Quantification of airway deposition of intact and fragmented pollens

Although pollen is one of the most widespread agents that can cause allergy, its airway transport and deposition is far from being fully explored. The objective of this study was to characterize the airway deposition of pollens and to contribute to the debate related to the increasing number of asthma attacks registered after thunderstorms. For the quantification of the deposition of inhaled pollens in the airways computer simulations were performed. Our results demonstrated that smaller and fragmented pollens may penetrate into the thoracic airways and deposit there, supporting the theory that fragmented pollen particles are responsible for the increasing incidence of asthma attacks following thunderstorms. Pollen deposition results also suggest that children are the most exposed to the allergic effects of pollens. Finally, pollens between 0.5 and 20 μm deposit more efficiently in the lung of asthmatics than in the healthy lung, especially in the bronchial region.

Simulation and minimisation of the airway deposition of airborne bacteria

Respiratory infections represent one of the most important bioaerosol-associated health effects. Bacteria are infectious micro-organisms that may, after inhalation, cause specific respiratory diseases. Although a large number of inhalable pathogenic bacteria have been identified and the related respiratory symptoms are well known, their airway transport and deposition are still not fully explored. The objective of this work was to characterise the deposition of inhaled bacteria in different regions of the lung and to find the optimum breathing modes, which ensure the minimum chance of a bacterial infection in a given environment. For this purpose a stochastic computer lung model has been applied. In order to find the breathing pattern that yields the lowest deposited fraction of the inhaled particles, multiple simulations were carried out with several combinations of tidal volumes ranging from 400 to 2000 ml, and breathing cycles ranging from 2 to 10 s. Particle aerodynamic diameters varied between 1 and 20 μm, and simulations were performed for both nose and mouth breathing conditions. Present computations demonstrated that regional (extrathoracic, tracheobronchial, acinar), lobar, and generation number-specific deposition distributions of the inhaled particles are highly sensitive to their aerodynamic diameter and to the breathing parameters. According to our results, mouth breathing with short breathing periods, no breath hold, and low tidal volumes minimises the total respiratory system deposition. On the other hand, lung (bronchial and acinar) deposition can be minimised by a breathing mode characterised by short breathing cycles through the nose with long breath holds after exhalations and high tidal volumes.

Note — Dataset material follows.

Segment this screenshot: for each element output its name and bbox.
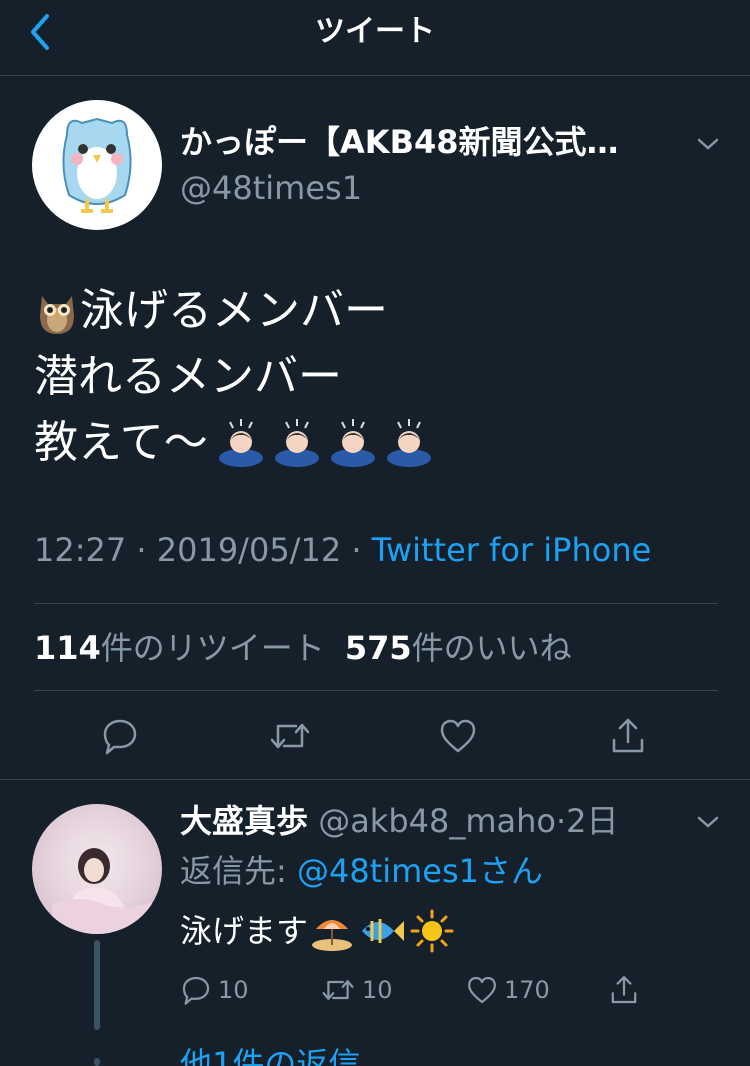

Modelling carcinogenic effects of low doses of inhaled radon progenies

In this study, cellular hit probabilities of alpha particles emitted by inhaled radon progenies in sensitive epithelial cell nuclei were simulated at low exposure levels to obtain useful data for the rejection or in support of the linear no-threshold dose-effect hypothesis. In this work, local distributions of deposited inhaled radon progenies in airway bifurcation models were computed at exposure conditions which are characteristic of homes and uranium mines. Then, maximum local deposition enhancement factors, that is, local per average deposition densities, were simulated, and the effects of the inhomogeneity of deposition on hit probabilities were characterised. Our results suggest that in the vicinity of the carinal regions of the central airways the probability of multiple hits can be quite high even at low doses.